In 2012 another licence condition was imposed on 2Day FM after Sandilands insulted a female journalist for reporting the low ratings of a TV show that he and O'Neil had presented.

The ACMA has received complaints about last week's prank call, but has not launched an investigation. It says the onus is on the radio station in the first place to deal with any complaints. In a statement, the ACMA's chairman, Chris Chapman, said it would be "engaging with the licensee, Today FM Sydney, around the facts and issues surrounding the prank call".

According to Professor Matthew Ricketson of the University of Canberra, who worked on Australia's recent inquiry into independent media in Australia carried out by Ray Finklestein QC, the ACMA needs more broad-ranging power to police commercial radio stations.

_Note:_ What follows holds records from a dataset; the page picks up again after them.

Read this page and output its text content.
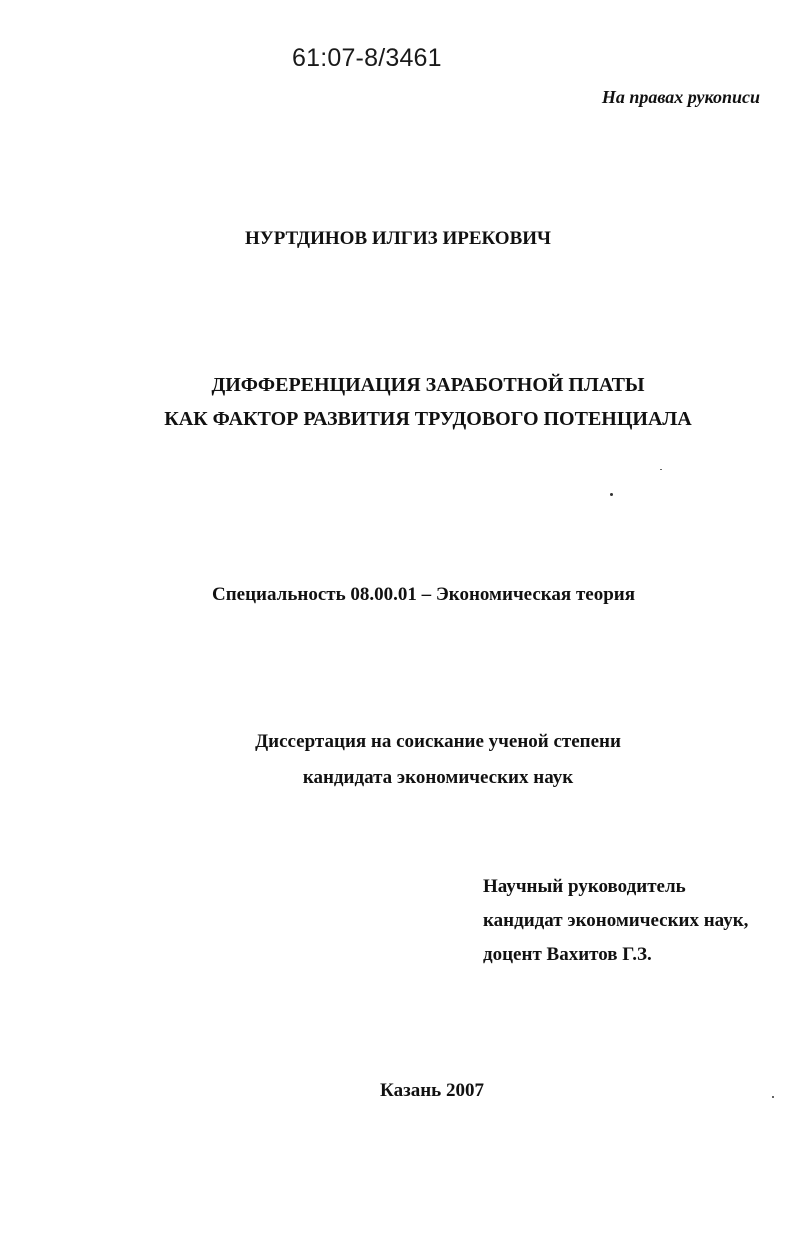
61:07-8/3461
На правах рукописи
НУРТДИНОВ ИЛГИЗ ИРЕКОВИЧ
ДИФФЕРЕНЦИАЦИЯ ЗАРАБОТНОЙ ПЛАТЫ
КАК ФАКТОР РАЗВИТИЯ ТРУДОВОГО ПОТЕНЦИАЛА
Специальность 08.00.01 – Экономическая теория
Диссертация на соискание ученой степени
кандидата экономических наук
Научный руководитель
кандидат экономических наук,
доцент Вахитов Г.З.
Казань 2007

"The ACMA's powers range from the very harsh – taking away the licensee's licence, something that's very rare – to a slap on the wrist, like having to implement training programmes, with not much in between," he said. The ACMA does not have the power to fine a radio station, nor to insist that a DJ be taken off air.

Ricketson says that because radio stations such as 2Day FM come under the light entertainment category, it is not clear whether they would be covered by the regulatory body proposed by the Finklestein review, the News Media Council (NMC). The report, published in March, recommended that the NMC be given the power to set journalistic standards for all news organisations, including print, radio, TV and online. It also recommended that it should have the power to order the publication of apologies, corrections or retractions. It was shouted down by virtually all the mainstream media.